As snow has swept the UK I’m sure a few people have been caught out by breaking down while trying to maintain travel, such as getting to work. On a normal day you might just ring your partner or friend to come and pick you up or wait for your recovery company. In the winter weather however the recovery companies are likely to be flat out, as the cold weather is great for bringing underlying potential car faults to a surface.
So you are a mile or two outside Taunton on a dark A road on your way home from work. The inevitable sinking feeling as your car comes to a halt soon turns into the panic of what will you do next.

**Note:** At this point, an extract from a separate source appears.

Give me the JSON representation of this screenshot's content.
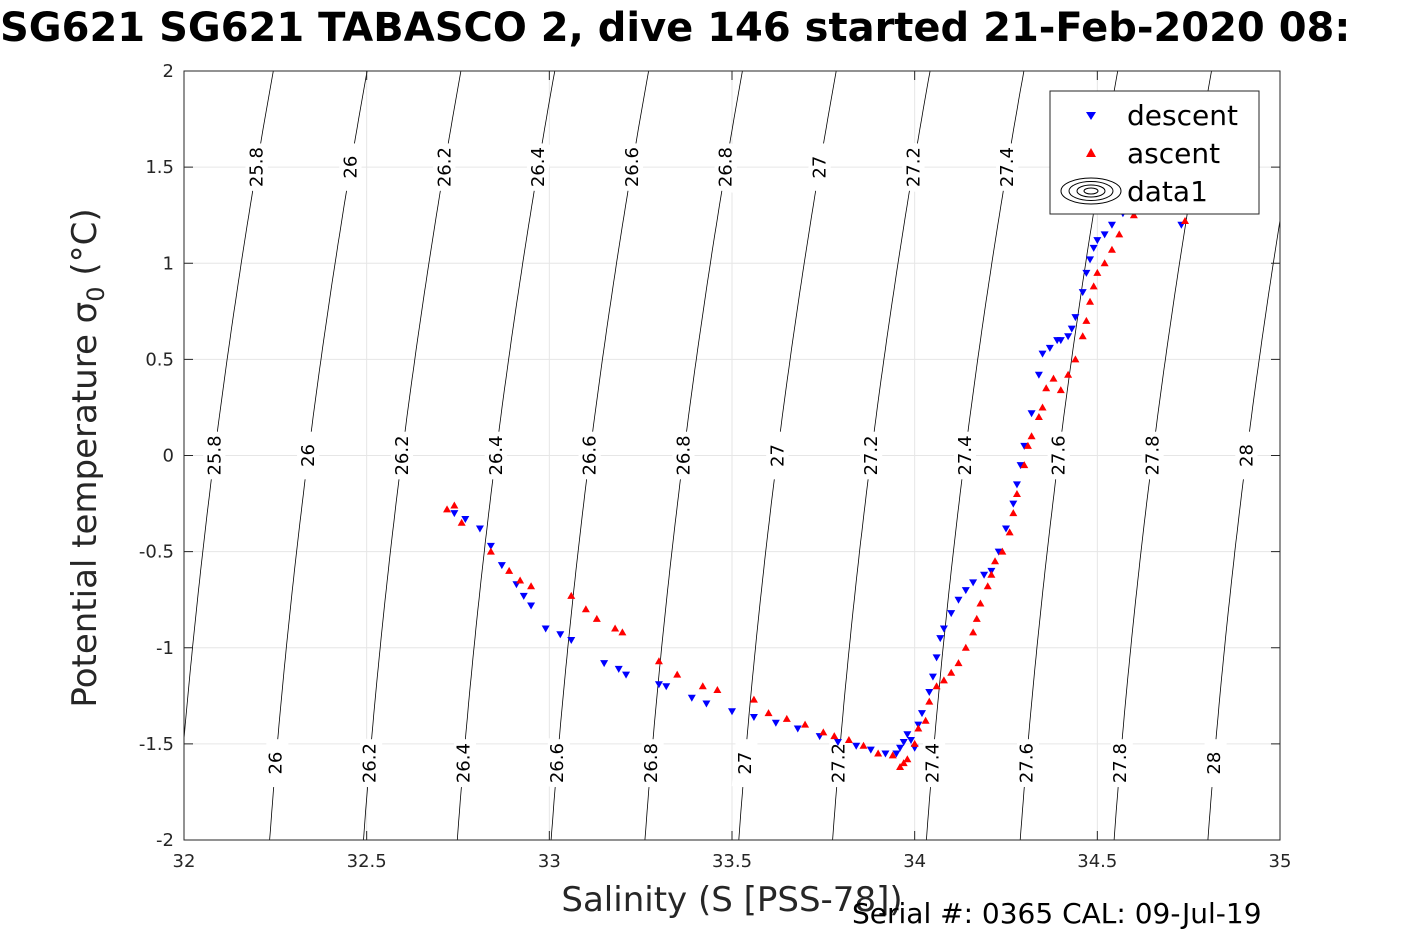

The most important priority is safety, and the best way to achieve this is in preparation. A few simple things can help you in that lonely time while you await roadside rescue. If possible as your car comes to a halt try to get it into the safest place you can. The first priority is to get your car seen. If your battery is working put on your hazard lights. A lot of modern cars have road emergency triangles in the boot. If so open the boot. Or if it is a free standing affair put it behind your car preferably 10 metres or so behind your car to give other drivers plenty of warning. The second priority is to make sure you are safe. If your car is stranded on an unsafe spot of the road near a corner or stuck on the hard shoulder of a motorway the safest thing to do is get out of the car. A Ford KA Taunton, Ford Fusion Taunton or other smaller cars are just going to be no match for a lorry. This is where more preparation comes into play. In my car I keep a coat and a bottle of water. There is plenty of space to store a few simple essentials and they can make all the difference. A car blanket or similar also takes up little boot space. These things alone mean that, if you need to leave your vehicle you can keep warm and have something to drink. Sometimes you could end up waiting around for up to several hours waiting for rescue. In the winter I also keep a spade in the boot. 10 minutes digging is much better than walking home if your car is stuck in snow. Often in winter travel is actually OK once you get out of the first 50 to 100 yards of your journey and work your way onto a main road unless extremely severe.
These few simple things have probably saved a lot of people a great deal of discomfort in the latest winter weather, and you can bet the unprepared wished for such things in their hour of need. We still have most of the worst winter weather ahead. Be prepared and be safe.